Climate and Very Serious Media (3)

Part three of my exchange with David Roberts of Grist.

(Read parts one and two.)

From: Wen Stephenson
To: David Roberts

Couple more things:

Jay Rosen (and plenty of others, including my old colleague Jim Fallows at The Atlantic) recently wrote about NPR’s new guidelines and the so-called end of “false equivalence” in reporting (giving equal weight to opposing “sides” in a debate, regardless of the evidence supporting one or the other). What did you think of NPR’s new policy, and do you expect it to have any discernible impact on climate coverage beyond NPR? (funny that Rosen didn’t use climate as an example).  Have you noticed a shift in the way major news orgs cover climate science — is it my imagination, or do we seem to be seeing less “false equivalence” when it comes to climate science vs. the doubt peddlers?

– MIT’s Kerry Emanuel — who, as you know, is a top climate scientist and an exceedingly rare Republican in the field — recently spoke to a group of us in Wayland. And one of the main points he likes to make is that uncertainty in climate science — especially in projecting impacts — is a “double-edged sword.” He told us: “We’re very uncertain about the future. We cannot state with confidence that the warming is going to be what we project it to be. It could be a lot less. It could also, with equal probability, be a lot more. It’s a double-edged sword. Uncertainty doesn’t translate to ‘no worries, mate.’ It’s the opposite. We have, on the high-end of the probability curve, we have some pretty scary scenarios. … And if we want to act, we have a very narrow window of opportunity.”

Wouldn’t it be nice to see this idea enter the mainstream conversation with a little more frequency? I don’t know what that’ll take, but it seems like an elementary point that almost always goes unmentioned.

– Lastly, doesn’t “brutal logic” suggest that we need to start talking about adaptation and resilience in a major way, even as we keep pounding the message that no amount of adaptation will be enough if we don’t stop pumping carbon into the atmosphere? In other words, the adaptation and mitigation messages need to go hand in hand? (as Mark Hertsgaard, for example, argues in his book “Hot“). That it’s no longer a matter of “preventing” or avoiding the coming storm, but how to survive it?

 

From: David Roberts
To: Wen Stephenson

1. I don’t think it’s your imagination. The “he-said she-said” approach to climate science coverage has not been common for quite some time (despite the enduring popularity of that critique). Generally speaking, when I see climate science addressed in the mainstream media, there’s some mention that “most scientists believe the climate is warming,” or some such.

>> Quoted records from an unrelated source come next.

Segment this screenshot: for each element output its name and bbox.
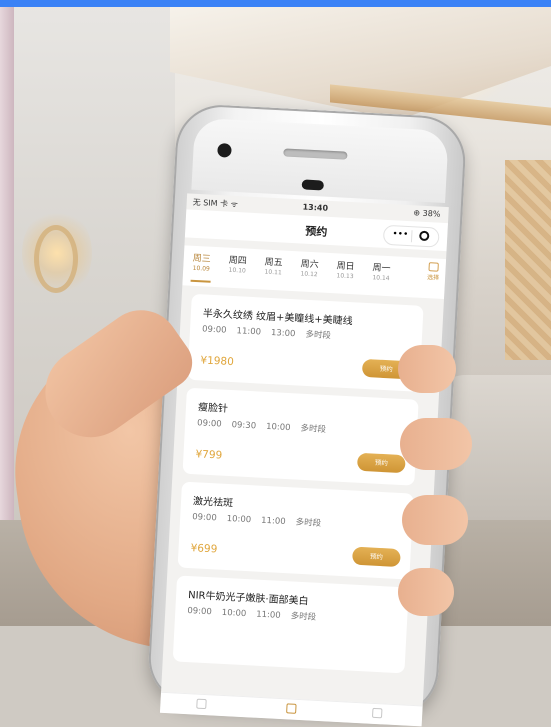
wall-lamp-ring — [34, 225, 78, 293]
decorative-panel — [505, 160, 551, 360]
time-slot[interactable]: 09:30 — [231, 420, 256, 431]
calendar-icon — [428, 262, 439, 272]
smartphone: 无 SIM 卡 ᯤ 13:40 ⊕ 38% 预约 ••• 周三 10.09 周四 1… — [146, 102, 468, 727]
time-slot[interactable]: 09:00 — [202, 324, 227, 335]
time-slot[interactable]: 09:00 — [192, 512, 217, 523]
service-card[interactable]: 瘦脸针 09:00 09:30 10:00 多时段 ¥799 预约 — [182, 387, 419, 486]
finger — [398, 568, 454, 616]
day-tab-2[interactable]: 周五 10.11 — [255, 254, 292, 277]
clock: 13:40 — [302, 202, 329, 213]
home-tab-icon[interactable] — [196, 698, 207, 710]
service-card[interactable]: 半永久纹绣 纹眉+美瞳线+美睫线 09:00 11:00 13:00 多时段 ¥198… — [187, 293, 424, 392]
top-accent-bar — [0, 0, 551, 7]
service-price: ¥799 — [195, 448, 223, 462]
day-tab-3[interactable]: 周六 10.12 — [291, 256, 328, 279]
bottom-tab-bar — [159, 691, 423, 727]
day-tab-4[interactable]: 周日 10.13 — [327, 258, 364, 281]
time-slot-more[interactable]: 多时段 — [290, 611, 316, 622]
book-button[interactable]: 预约 — [351, 546, 401, 568]
time-slot-more[interactable]: 多时段 — [300, 424, 326, 435]
time-slots: 09:00 09:30 10:00 多时段 — [197, 416, 336, 435]
day-tab-5[interactable]: 周一 10.14 — [363, 260, 400, 283]
miniprogram-capsule: ••• — [382, 224, 440, 248]
finger — [402, 495, 468, 545]
book-button[interactable]: 预约 — [356, 452, 406, 474]
date-selector: 周三 10.09 周四 10.10 周五 10.11 周六 10.12 周日 10.13 … — [182, 245, 447, 300]
active-day-indicator — [190, 279, 211, 283]
finger — [398, 345, 456, 393]
carrier-status: 无 SIM 卡 ᯤ — [192, 197, 239, 210]
service-name: 瘦脸针 — [197, 402, 229, 415]
finger — [400, 418, 472, 470]
profile-tab-icon[interactable] — [371, 707, 383, 719]
close-target-icon[interactable] — [419, 230, 430, 242]
service-price: ¥1980 — [200, 354, 235, 369]
time-slot[interactable]: 10:00 — [222, 608, 247, 619]
service-card[interactable]: 激光祛斑 09:00 10:00 11:00 多时段 ¥699 预约 — [177, 481, 414, 580]
calendar-picker-button[interactable]: 选择 — [423, 262, 444, 282]
time-slot[interactable]: 09:00 — [197, 418, 222, 429]
time-slots: 09:00 10:00 11:00 多时段 — [192, 510, 331, 529]
time-slot[interactable]: 13:00 — [271, 328, 296, 339]
time-slot[interactable]: 10:00 — [266, 422, 291, 433]
time-slot[interactable]: 11:00 — [256, 610, 281, 621]
time-slot[interactable]: 11:00 — [261, 516, 286, 527]
time-slot[interactable]: 10:00 — [226, 514, 251, 525]
service-name: 激光祛斑 — [192, 496, 234, 510]
day-tab-0[interactable]: 周三 10.09 — [183, 250, 220, 273]
battery-status: ⊕ 38% — [413, 208, 441, 219]
day-tab-1[interactable]: 周四 10.10 — [219, 252, 256, 275]
time-slot-more[interactable]: 多时段 — [295, 518, 321, 529]
booking-tab-icon[interactable] — [286, 703, 297, 714]
capsule-divider — [410, 230, 413, 243]
proximity-sensor — [301, 179, 325, 191]
time-slot-more[interactable]: 多时段 — [305, 330, 331, 341]
service-card[interactable]: NIR牛奶光子嫩肤·面部美白 09:00 10:00 11:00 多时段 — [172, 575, 409, 674]
more-menu-icon[interactable]: ••• — [392, 229, 408, 240]
time-slot[interactable]: 09:00 — [187, 606, 212, 617]
time-slot[interactable]: 11:00 — [236, 326, 261, 337]
service-price: ¥699 — [190, 542, 218, 556]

To my mind, science reporting isn’t the problem. The problem is dragging the implications of the science into other areas of coverage — coverage of foreign policy, or weather, or politics, or economics. Particularly economics. Generally speaking, press coverage of the economics of climate and climate solutions is abysmal. That’s where you find the really terrible “he-said she-said” stuff these days — crazy conservative projections of economic doom put side-by-side with sober economic projections, as if both were equally credible. Conventional economic wisdom in DC leans right, to say the least, so this problem will be far more difficult to solve than the false-balance problem in science coverage.

 

2. I couldn’t agree more. Here’s a good article on just that, called “Uncertainty is not your friend.”

Economist Martin Weitzman has done great work on this, showing how the presence of potentially huge (even limitless) “fat tail risks” completely scrambles traditional cost-benefit analysis. Here’s a good paper.

Weitzman said that most economic analysis of climate, because economists work with average values that hide fat-tail risks, becomes “a knob-twiddling exercise in optimizing outcomes,” and that certainly rings true to me. The idea that we can spend exactly the right amount to produce the optimal outcome is just an economist’s wet dream.

The right model here is insurance, where you spend as a hedge against future risks that are low-probability but potentially high-impact. The world could easily “insure” itself against climate risk if it spent as much as it does on life and home insurance!

 

3. Yes, agreed. I said so here.

One thing I don’t think the public gets at all is that climate change is already underway; even if global CO2 emissions stopped on a dime tomorrow, warming would continue well past mid-century. The mitigation efforts we make today will only pay off in the latter half of the century, but if we don’t make them, our grandchildren will face a climate spinning out of control.

Relatedly: I’ve always thought it’s misleading to see mitigation and adaptation as two entirely distinct activities. Nothing is more conducive to resilience than reducing dependence on finite, imported fossil fuels! Distributed energy (energy democracy) increases self-sufficiency. Walkable, tight-knit communities with high social capital are more adaptable. Etc.

So yes, resilience. We would need it even in the absence of climate change; lack of resilience is hurting people even as we speak! It’s all part of finding sustainable ways for large numbers of people to live on earth.